My books are certainly thrillers, in that you will never see a phrase like “two weeks later,” or “after a leisurely dinner” or “let me think about that for a couple of days.” There is a relentless sense of a ticking clock through the whole thing. What You See takes place in less than 48 hours. So that’s thrilleresque. Jake and Jane are always in some sort of conflict, or danger, or high-pressure, or high-stakes, or some sort of critical decision-making. That’s thriller too.

But you won’t see oh, nuclear war, or terrorists, or an international ring of spies. My books are designed to feel as if they took place in your hometown, with people you might know, in situations that might really exist. (Situations where people get killed, of course.)

Maybe they are… Investigative thrillers? Like an investigative story that a journalist would do. Imagine that!

Q: Any writers that are influences? (I prefer this answer not be “Stephen King” or “Jane Austen” but if you must you must).

HANK: Definitely Edith Wharton, for her brilliant and insightful take on the spirit of the times, for wonderful dialogue, and her deeply human stories.
Tom Wolfe and Hunter Thompson, for their bravery in storytelling, and their fearlessness, they’re incredible sense of voice and music. Sue Grafton, she’s so—thoughtful. Agatha Christie—diabolical!

Shakespeare, definitely, for theme and connection and throughlines and language.

And even though I know you are cringing, you have to love Stephen King. There is no one who is a better storyteller, no one who gets voice—myriad voices in every book—so recognizably differentiated. (In 1980, I called in sick from work when I wasn’t really sick, because I had to finish The Stand. I guess it’s okay to confess that now.)

My favorite book of all time may be Winter’s Tale by Mark Helprin. It is magical.

Q: What book was transformational for you? I think there’s always some book in childhood or early adolescence that is never forgotten.

HANK: I grew up in really rural Indiana, and used to read up in the hayloft in the barn behind our house. I fell in love with Sherlock Holmes stories, devoured them, and remember when I understood the music and rhythm of Conan Doyle’s writing, and the excitement of solving a puzzle.

Back then, I used to read books one after the other, as fast as I possibly could, but I remember reading Black Beauty, and when it was over, realizing I couldn’t just pick up the next book.
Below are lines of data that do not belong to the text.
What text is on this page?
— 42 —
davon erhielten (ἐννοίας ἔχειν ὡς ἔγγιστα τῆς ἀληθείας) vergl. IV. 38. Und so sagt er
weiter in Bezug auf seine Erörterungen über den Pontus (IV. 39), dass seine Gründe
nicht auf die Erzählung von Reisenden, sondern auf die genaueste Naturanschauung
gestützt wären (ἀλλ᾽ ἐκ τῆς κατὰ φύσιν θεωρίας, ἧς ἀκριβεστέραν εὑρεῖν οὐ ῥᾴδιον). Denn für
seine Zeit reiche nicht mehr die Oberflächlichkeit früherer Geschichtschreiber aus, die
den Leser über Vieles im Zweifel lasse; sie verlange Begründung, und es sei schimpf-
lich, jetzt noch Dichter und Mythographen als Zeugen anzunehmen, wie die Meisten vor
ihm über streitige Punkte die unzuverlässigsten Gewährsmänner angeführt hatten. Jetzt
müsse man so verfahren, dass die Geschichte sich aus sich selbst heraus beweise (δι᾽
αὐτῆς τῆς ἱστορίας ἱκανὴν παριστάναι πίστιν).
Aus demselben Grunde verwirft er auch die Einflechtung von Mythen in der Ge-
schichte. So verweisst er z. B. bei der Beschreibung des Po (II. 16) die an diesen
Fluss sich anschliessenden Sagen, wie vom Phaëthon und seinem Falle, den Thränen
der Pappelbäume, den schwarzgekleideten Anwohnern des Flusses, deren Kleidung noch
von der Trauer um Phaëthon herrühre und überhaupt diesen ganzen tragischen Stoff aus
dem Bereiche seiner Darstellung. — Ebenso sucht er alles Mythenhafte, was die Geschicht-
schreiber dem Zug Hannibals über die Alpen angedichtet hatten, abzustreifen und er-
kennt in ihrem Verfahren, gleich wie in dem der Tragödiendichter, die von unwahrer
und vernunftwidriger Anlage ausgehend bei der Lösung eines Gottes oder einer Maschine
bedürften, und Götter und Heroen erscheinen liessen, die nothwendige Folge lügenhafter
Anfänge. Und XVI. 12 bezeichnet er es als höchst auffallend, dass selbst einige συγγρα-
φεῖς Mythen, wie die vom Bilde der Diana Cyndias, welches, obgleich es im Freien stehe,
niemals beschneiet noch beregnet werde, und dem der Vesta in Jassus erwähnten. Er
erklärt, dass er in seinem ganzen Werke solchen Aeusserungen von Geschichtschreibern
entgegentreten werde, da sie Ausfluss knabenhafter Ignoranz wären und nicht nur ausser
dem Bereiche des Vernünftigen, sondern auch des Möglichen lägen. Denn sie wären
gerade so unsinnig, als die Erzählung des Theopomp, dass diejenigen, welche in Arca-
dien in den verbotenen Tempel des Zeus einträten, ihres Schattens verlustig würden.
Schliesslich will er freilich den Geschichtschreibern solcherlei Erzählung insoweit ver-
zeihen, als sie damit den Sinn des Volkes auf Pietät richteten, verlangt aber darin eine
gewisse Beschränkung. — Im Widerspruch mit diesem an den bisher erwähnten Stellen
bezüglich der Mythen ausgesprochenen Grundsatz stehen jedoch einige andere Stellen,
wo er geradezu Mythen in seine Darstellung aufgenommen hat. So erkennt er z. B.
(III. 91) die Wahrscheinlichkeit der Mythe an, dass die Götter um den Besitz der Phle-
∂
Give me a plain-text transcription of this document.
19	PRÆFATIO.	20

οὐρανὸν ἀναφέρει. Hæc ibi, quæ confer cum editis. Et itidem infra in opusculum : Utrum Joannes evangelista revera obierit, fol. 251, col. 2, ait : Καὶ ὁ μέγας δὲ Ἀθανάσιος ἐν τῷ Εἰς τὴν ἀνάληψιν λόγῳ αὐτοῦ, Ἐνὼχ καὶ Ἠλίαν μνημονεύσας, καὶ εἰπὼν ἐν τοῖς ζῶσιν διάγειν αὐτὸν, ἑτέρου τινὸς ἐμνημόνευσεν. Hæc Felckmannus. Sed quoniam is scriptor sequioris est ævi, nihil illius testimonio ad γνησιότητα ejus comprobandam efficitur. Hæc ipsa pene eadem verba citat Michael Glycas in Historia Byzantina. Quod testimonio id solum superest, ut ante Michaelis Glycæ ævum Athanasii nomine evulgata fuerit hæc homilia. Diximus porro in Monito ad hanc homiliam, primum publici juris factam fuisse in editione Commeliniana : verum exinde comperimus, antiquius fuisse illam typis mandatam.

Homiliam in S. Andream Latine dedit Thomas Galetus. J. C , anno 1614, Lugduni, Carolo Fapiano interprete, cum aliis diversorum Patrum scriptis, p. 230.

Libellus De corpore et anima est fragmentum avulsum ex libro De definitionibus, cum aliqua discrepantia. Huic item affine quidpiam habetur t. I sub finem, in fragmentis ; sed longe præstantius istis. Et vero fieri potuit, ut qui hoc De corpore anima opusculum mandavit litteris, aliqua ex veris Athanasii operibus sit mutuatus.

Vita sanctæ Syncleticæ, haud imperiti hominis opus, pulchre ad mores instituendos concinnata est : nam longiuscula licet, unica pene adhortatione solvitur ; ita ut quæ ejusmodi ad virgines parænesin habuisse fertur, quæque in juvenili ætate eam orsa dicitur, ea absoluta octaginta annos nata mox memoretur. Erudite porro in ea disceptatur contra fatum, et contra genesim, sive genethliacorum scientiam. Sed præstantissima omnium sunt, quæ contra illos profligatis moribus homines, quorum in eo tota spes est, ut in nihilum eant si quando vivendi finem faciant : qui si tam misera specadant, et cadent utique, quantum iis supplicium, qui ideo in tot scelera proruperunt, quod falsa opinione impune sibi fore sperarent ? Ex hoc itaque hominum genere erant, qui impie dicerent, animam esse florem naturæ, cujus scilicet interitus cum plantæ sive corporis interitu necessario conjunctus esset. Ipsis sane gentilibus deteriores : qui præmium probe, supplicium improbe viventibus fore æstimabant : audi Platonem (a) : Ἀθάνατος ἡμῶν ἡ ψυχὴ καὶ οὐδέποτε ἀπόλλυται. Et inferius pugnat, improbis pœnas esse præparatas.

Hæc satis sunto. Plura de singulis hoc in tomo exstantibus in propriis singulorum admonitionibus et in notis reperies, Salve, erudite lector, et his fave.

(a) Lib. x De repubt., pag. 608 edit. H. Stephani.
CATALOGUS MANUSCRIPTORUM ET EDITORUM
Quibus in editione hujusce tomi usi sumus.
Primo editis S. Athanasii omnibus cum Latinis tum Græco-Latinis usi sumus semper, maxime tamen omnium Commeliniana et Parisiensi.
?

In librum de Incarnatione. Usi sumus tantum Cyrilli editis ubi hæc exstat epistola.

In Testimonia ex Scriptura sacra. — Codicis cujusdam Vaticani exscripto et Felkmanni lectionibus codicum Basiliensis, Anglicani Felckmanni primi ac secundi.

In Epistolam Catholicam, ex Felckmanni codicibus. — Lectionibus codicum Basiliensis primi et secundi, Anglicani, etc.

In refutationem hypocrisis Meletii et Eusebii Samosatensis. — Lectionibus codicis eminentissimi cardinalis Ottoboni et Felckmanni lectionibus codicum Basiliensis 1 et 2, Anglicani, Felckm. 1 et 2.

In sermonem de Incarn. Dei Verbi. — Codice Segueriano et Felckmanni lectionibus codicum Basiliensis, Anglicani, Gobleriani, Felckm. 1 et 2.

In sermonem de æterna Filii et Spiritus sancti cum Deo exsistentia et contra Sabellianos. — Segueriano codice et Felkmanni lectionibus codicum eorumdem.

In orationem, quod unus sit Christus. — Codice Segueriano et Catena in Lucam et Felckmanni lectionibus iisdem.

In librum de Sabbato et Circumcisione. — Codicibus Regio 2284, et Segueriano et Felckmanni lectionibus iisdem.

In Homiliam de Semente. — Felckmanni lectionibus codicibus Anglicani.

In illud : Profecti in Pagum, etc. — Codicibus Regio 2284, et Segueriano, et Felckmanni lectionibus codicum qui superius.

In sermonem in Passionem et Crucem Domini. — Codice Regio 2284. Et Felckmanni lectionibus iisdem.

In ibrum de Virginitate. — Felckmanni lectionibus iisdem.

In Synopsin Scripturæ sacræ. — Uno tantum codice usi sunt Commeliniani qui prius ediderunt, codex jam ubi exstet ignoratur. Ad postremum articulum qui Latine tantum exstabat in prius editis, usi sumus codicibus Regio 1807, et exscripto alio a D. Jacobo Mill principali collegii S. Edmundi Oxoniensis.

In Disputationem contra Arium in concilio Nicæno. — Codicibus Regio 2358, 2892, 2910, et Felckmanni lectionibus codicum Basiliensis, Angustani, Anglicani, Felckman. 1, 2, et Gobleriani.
Gosh, I must’ve been how old, nine? And I remember very clearly thinking: there’s more to this book then the story of the horse. I guess that was my introduction to theme.

The Edward Eager fantasy/mysteries. (I have a stash of them I hand out to any kids who come over.) And Jane Langton’s The Diamond in the Window. Those books made it be okay to be smart and nerdy, and that doing good was valuable, and helped me understand there was more to the universe than we can easily understand. Visit to the Mushroom Planet, too. Later, in college, Zen and the Art of Motorcycle Maintenance, and Look Homeward, Angel.

Q: Any big surprises that came with writing mysteries?

HANK: I had been a reporter for 30-some years when I started writing mysteries, and I realized, when I sat down at the computer that first time, that for the first time in my life, I was about to make things up. And I wondered if my imagination would do that—create a new world that never existed before, rather then reporting on real life. What’s surprised me, so gloriously, is how the walls fell away, and time ceased to exist. When I’m in the midst of telling a great story, there’s nothing else but me and the characters. I have to say I never expected that.

Q: Finally, can you give us a teeny preview of what might be next for Jane?

HANK: I’m so excited about the new Jane and Jake book! It is called Say No More and will be out his time next year. It’s about campus sexual assault, and witness intimidation, about when we decide to speak up, and when we don’t, and why—and about the power of silence.

I’m almost finished, and now, because you know how I write, I cannot wait to see what happens in the end!